Julia et Grace font partie des dames mais elles sont plus amies que les autres. Grace est blonde, genre Grace Kelly, le charme élégant et la gentillesse associée. Elle attend son premier enfant avec plénitude. Julia a des formes pleines qui tendent son chemisier, relèvent sa jupe, des cheveux roux qu’elle n’arrive pas à lisser selon les exactes convenances qu’elle tente de suivre malgré son corps qui ne convient pas. Les deux ont des maris forts, rassurants, qui rentrent à l’heure et qui ne leur font pas peur.

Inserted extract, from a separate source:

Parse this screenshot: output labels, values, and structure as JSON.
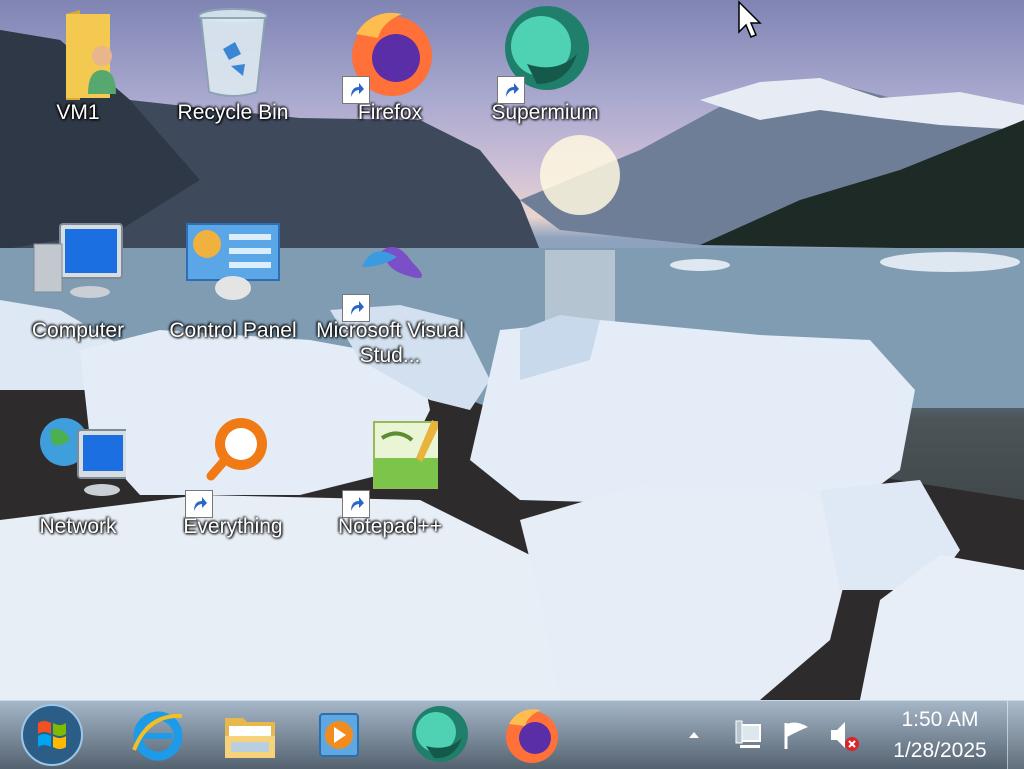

Sauf que Grace est plus heureuse, car son premier enfant, Julia l’a perdu. La douleur qui la hante sera un des fils qui nouera le drame à partir de la disparition d’une jeune femme, blanche cette fois. Une jeune protégée de Grace, un peu simple d’esprit, qui habite à deux maisons, comme tout le monde d’ailleurs, dans ce quartier si bien calibré.
La proximité spatiale et temporelle de ces deux drames met en évidence la différence de leur prise en compte par la communauté et les autorités : si le premier alimente les phantasmes troubles, les second met en action les bonnes consciences et les bonnes volontés. Cet écart conduira à des vengeances sourdes et silencieuses sans faire éclater pour autant la bulle de l’hypocrisie.
Mélina, qui n’a pas si bonne conscience que cela, ni un mariage si lisse qu’il n’y parait, glisse vers une forme inquiétante de distorsion d’un réel qui lui échappe, alors que Grace et Julia se verront encerclées par des culpabilités qu’elles ne peuvent mettre à jour, contrainte par les cadres du mariage et les codes de la maternité.
En somme, des femmes qui veulent juste se fondre dans le moule de leur mari, de leur morale, à défaut de justice.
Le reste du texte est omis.